Sibongile Khumalo: Legend and legacy

2017-09-03 11:00
Sibongile Khumalo
Sibongile Khumalo chats to City Press. (Screengrab: YouTube/City Press)

Johannesburg - Sibongile Khumalo beams as she approaches her 60th birthday.

“In my spirit, in my mind, I feel very alive and young,” she says.

Khumalo will celebrate her birthday, which is on Heritage Day, 24 September, with a three-day tribute concert titled Sibongile Khumalo – More Than 3 Faces. It will document her musical heritage and legacy.

With a career spanning more than two decades, each of the three concerts will tell a different part of her story.

“The third night is really [going to be] a party and for a change I get to sit back and have people perform and interpret the music I’ve sung over the years.”

Making music choices

Khumalo says her instinct has always guided her music choices.

“Music is not just notes and sounds and rhythms. Music is the love that you give and receive from other people, the trust that you engender between yourself and other musicians.”

When things don’t work, she has “no qualms of walking away from a music-making relationship”, which is perhaps what has earned her the title of diva.

“You won’t be a diva unless you have sustenance and being seen to be successful at what you’re doing. I recognise the importance of that and embrace the title,” she says.

A defining moment

Winning the Standard Bank Young Artist award in 1993 was a defining moment in the career of this daughter of choral legend music professor Khabi Mngoma.
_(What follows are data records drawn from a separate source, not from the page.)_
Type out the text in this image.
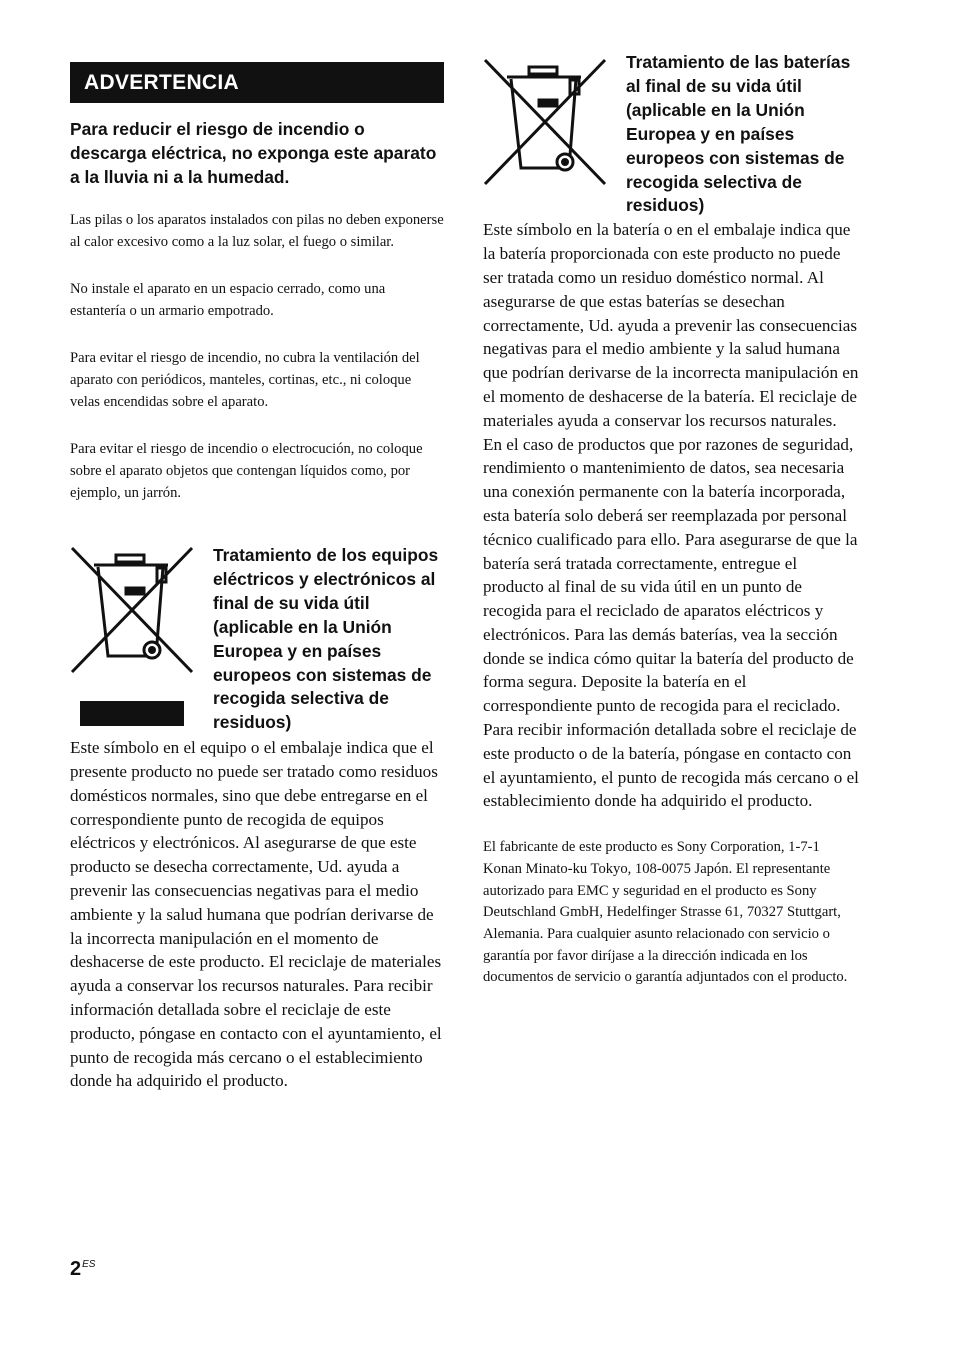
ADVERTENCIA

Para reducir el riesgo de incendio o descarga eléctrica, no exponga este aparato a la lluvia ni a la humedad.

Las pilas o los aparatos instalados con pilas no deben exponerse al calor excesivo como a la luz solar, el fuego o similar.

No instale el aparato en un espacio cerrado, como una estantería o un armario empotrado.

Para evitar el riesgo de incendio, no cubra la ventilación del aparato con periódicos, manteles, cortinas, etc., ni coloque velas encendidas sobre el aparato.

Para evitar el riesgo de incendio o electrocución, no coloque sobre el aparato objetos que contengan líquidos como, por ejemplo, un jarrón.

Tratamiento de los equipos eléctricos y electrónicos al final de su vida útil (aplicable en la Unión Europea y en países europeos con sistemas de recogida selectiva de residuos)

Este símbolo en el equipo o el embalaje indica que el presente producto no puede ser tratado como residuos domésticos normales, sino que debe entregarse en el correspondiente punto de recogida de equipos eléctricos y electrónicos. Al asegurarse de que este producto se desecha correctamente, Ud. ayuda a prevenir las consecuencias negativas para el medio ambiente y la salud humana que podrían derivarse de la incorrecta manipulación en el momento de deshacerse de este producto. El reciclaje de materiales ayuda a conservar los recursos naturales. Para recibir información detallada sobre el reciclaje de este producto, póngase en contacto con el ayuntamiento, el punto de recogida más cercano o el establecimiento donde ha adquirido el producto.

Tratamiento de las baterías al final de su vida útil (aplicable en la Unión Europea y en países europeos con sistemas de recogida selectiva de residuos)

Este símbolo en la batería o en el embalaje indica que la batería proporcionada con este producto no puede ser tratada como un residuo doméstico normal. Al asegurarse de que estas baterías se desechan correctamente, Ud. ayuda a prevenir las consecuencias negativas para el medio ambiente y la salud humana que podrían derivarse de la incorrecta manipulación en el momento de deshacerse de la batería. El reciclaje de materiales ayuda a conservar los recursos naturales. En el caso de productos que por razones de seguridad, rendimiento o mantenimiento de datos, sea necesaria una conexión permanente con la batería incorporada, esta batería solo deberá ser reemplazada por personal técnico cualificado para ello. Para asegurarse de que la batería será tratada correctamente, entregue el producto al final de su vida útil en un punto de recogida para el reciclado de aparatos eléctricos y electrónicos. Para las demás baterías, vea la sección donde se indica cómo quitar la batería del producto de forma segura. Deposite la batería en el correspondiente punto de recogida para el reciclado. Para recibir información detallada sobre el reciclaje de este producto o de la batería, póngase en contacto con el ayuntamiento, el punto de recogida más cercano o el establecimiento donde ha adquirido el producto.

El fabricante de este producto es Sony Corporation, 1-7-1 Konan Minato-ku Tokyo, 108-0075 Japón. El representante autorizado para EMC y seguridad en el producto es Sony Deutschland GmbH, Hedelfinger Strasse 61, 70327 Stuttgart, Alemania. Para cualquier asunto relacionado con servicio o garantía por favor diríjase a la dirección indicada en los documentos de servicio o garantía adjuntados con el producto.

$2^{ES}$
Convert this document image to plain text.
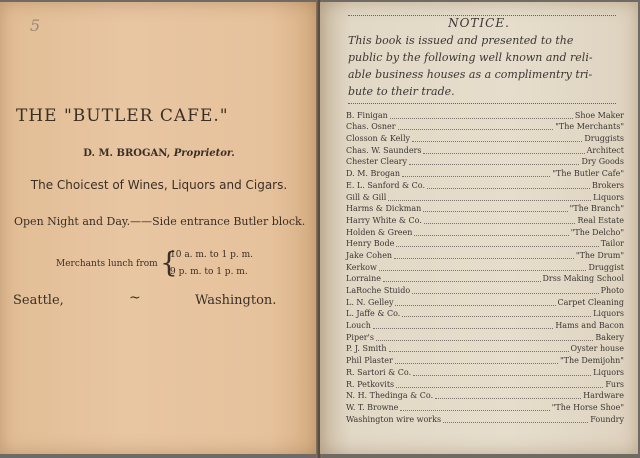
5
THE "BUTLER CAFE."
D. M. BROGAN, Proprietor.
The Choicest of Wines, Liquors and Cigars.
Open Night and Day.——Side entrance Butler block.
Merchants lunch from {
10 a. m. to 1 p. m.
9 p. m. to 1 p. m.
Seattle,	~	Washington.
NOTICE.
This book is issued and presented to the
public by the following well known and reli-
able business houses as a complimentry tri-
bute to their trade.
B. Finigan	Shoe Maker
Chas. Osner	"The Merchants"
Closson & Kelly	Druggists
Chas. W. Saunders	Architect
Chester Cleary	Dry Goods
D. M. Brogan	"The Butler Cafe"
E. L. Sanford & Co.	Brokers
Gill & Gill	Liquors
Harms & Dickman	"The Branch"
Harry White & Co.	Real Estate
Holden & Green	"The Delcho"
Henry Bode	Tailor
Jake Cohen	"The Drum"
Kerkow	Druggist
Lorraine	Drss Making School
LaRoche Stuido	Photo
L. N. Gelley	Carpet Cleaning
L. Jaffe & Co.	Liquors
Louch	Hams and Bacon
Piper's	Bakery
P. J. Smith	Oyster house
Phil Plaster	"The Demijohn"
R. Sartori & Co.	Liquors
R. Petkovits	Furs
N. H. Thedinga & Co.	Hardware
W. T. Browne	"The Horse Shoe"
Washington wire works	Foundry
“What that award said to me is that you don’t have to limit yourself. It was a time also when we were moving towards the new democracy. There was a sense that it’s possible to be what you want to be, that as a black person in this country you can be okay in your skin,” she says.

“During those days I also played the violin and some people said it was good to see a black child playing this instrument and embracing the specialness of playing what is seen as a Western instrument.
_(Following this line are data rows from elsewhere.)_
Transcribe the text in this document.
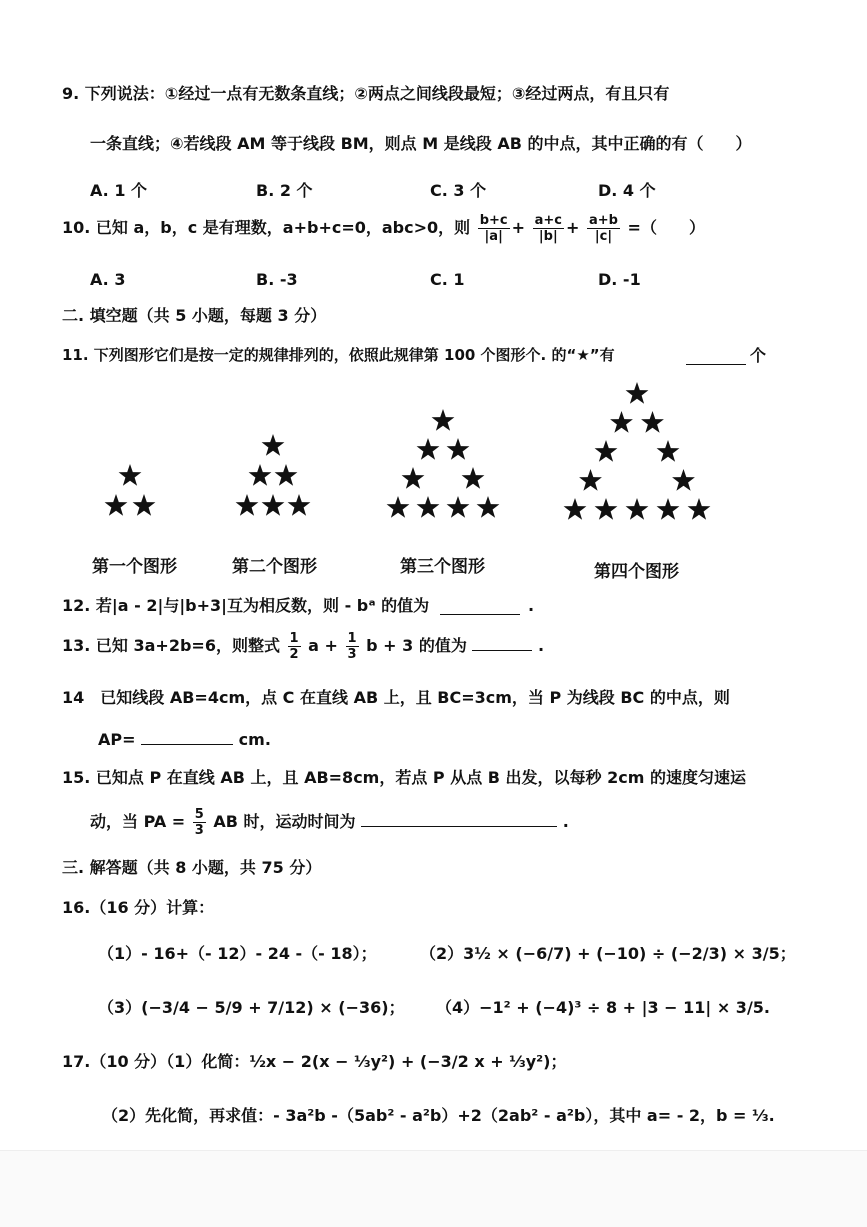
9. 下列说法：①经过一点有无数条直线；②两点之间线段最短；③经过两点，有且只有
一条直线；④若线段 AM 等于线段 BM，则点 M 是线段 AB 的中点，其中正确的有（　　）
A. 1 个	B. 2 个	C. 3 个	D. 4 个
10. 已知 a，b，c 是有理数，a+b+c=0，abc>0，则 $\frac{b+c}{|a|} + \frac{a+c}{|b|} + \frac{a+b}{|c|}$ =（　　）
A. 3	B. -3	C. 1	D. -1
二. 填空题（共 5 小题，每题 3 分）
11. 下列图形它们是按一定的规律排列的，依照此规律第 100 个图形个. 的“★”有	个
第一个图形	第二个图形	第三个图形	第四个图形
12. 若|a - 2|与|b+3|互为相反数，则 - bᵃ 的值为	.
13. 已知 3a+2b=6，则整式 $\frac{1}{2}$ $a + \frac{1}{3}$ b + 3 的值为	.
14　已知线段 AB=4cm，点 C 在直线 AB 上，且 BC=3cm，当 P 为线段 BC 的中点，则
AP=	cm.
15. 已知点 P 在直线 AB 上，且 AB=8cm，若点 P 从点 B 出发，以每秒 2cm 的速度匀速运
动，当 PA = $\frac{5}{3}$ AB 时，运动时间为	.
三. 解答题（共 8 小题，共 75 分）
16.（16 分）计算：
（1）- 16+（- 12）- 24 -（- 18）；	（2）3½ × (−6/7) + (−10) ÷ (−2/3) × 3/5；
（3）(−3/4 − 5/9 + 7/12) × (−36)； （4）−1² + (−4)³ ÷ 8 + |3 − 11| × 3/5.
17.（10 分）（1）化简：½x − 2(x − ⅓y²) + (−3/2 x + ⅓y²)；
（2）先化简，再求值：- 3a²b -（5ab² - a²b）+2（2ab² - a²b），其中 a= - 2，b = ⅓.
“My father was my second music teacher, but he was my main influence and so [the award] also affirmed him and was empowering for both of us … for all of us who were doing that at that time. Today, black children playing the violin … you look at that and think wow, I’m happy. I’m grateful.”

Other career highlights include performing on international stages with fellow jazz icon Hugh Masekela, and playing the title role in the acclaimed African opera Princess Magogo ka Dinuzulu.

She laughs while recalling hosting a radio show with Masekela on Kaya FM.

“Twenty years ago, yuh! When Kaya started we were among the first presenters. We presented a programme on a Sunday afternoon and called it ‘Waar was jy?’. We celebrated our music and played old jams,” she says.

The nerves never disappear

A not-so-incredible experience was when she tripped onstage when performing in another opera, Verdi’s Aida.

“I was going up and the next thing I saw this black thing in front of me. I looked around and I realised I was on my knees. It was terrible,” she laughs.

Does she still feel butterflies before going on stage?

“The day I stop feeling nervous is the day I will stop. I still get very nervous.

“Some days I’m able to manage it, some other days I feel like I can’t do this any more. When there are no nerves, there wouldn’t be anything catapulting you to move ahead. When people come to see you, nobody wants to see you make a mess.”

Future engagements

Music was Khumalo’s only career option.

“There was no ‘I’ll fall back and become a carpenter or a plumber or something’. Each success that was manifesting confirmed that this is what I want to do.”

What would she still like to do?

Khumalo says it would be a dream to work with American jazz vocalist Bobby McFerrin Jr and too-many-to-mention South African jazz musicians.

“Locally, I’d also like to experience working with kwaito or House musicians. That was the voice of our independence and it would be nice to experience that world,” she says. She is a fan of Vuzu Amp hip-hop reality show The Hustle.

“I also enjoy that young people embrace their languages.”

Sibongile Khumalo – More Than 3 Faces includes African indigenous and folk music, as well as jazz.

“I figured we need to celebrate our music, classical African music, as we understand it. Let’s tell our stories and share our memories in our voice. This is my output for my children, like every parent who wants to bequeath something to their children,” she says.

Experiential advice

Khumalo has plenty of advice for up-and-coming artists.

“You need to have a plan for your life. Have your goals in mind and bite them in small sizes. Respect and make time for your craft; keep at it consistently.

“Prepare for your gigs and if something is hard then declare and say ‘I’m struggling’. Have a game plan.”

Fans will be thrilled with compositions by Motsumi Makhene, Bongani Ndodana, Isak Roux, and Phillip Miller, as well as a surprise award-winning American musician who can’t yet be named.

“We have a Grammy award-winning jazz pianist who’s coming down who I met 10 years ago. This is somebody who has affected the way I approach music-making in such a profound way,” she says.

Sibongile Khumalo – More Than 3 Faces will run from 22 September to 24 September. Tickets will be available through or at The Market theatre box office in Newtown, Johannesburg. Single-day tickets are available for R300, while a three-day pass sells for R760.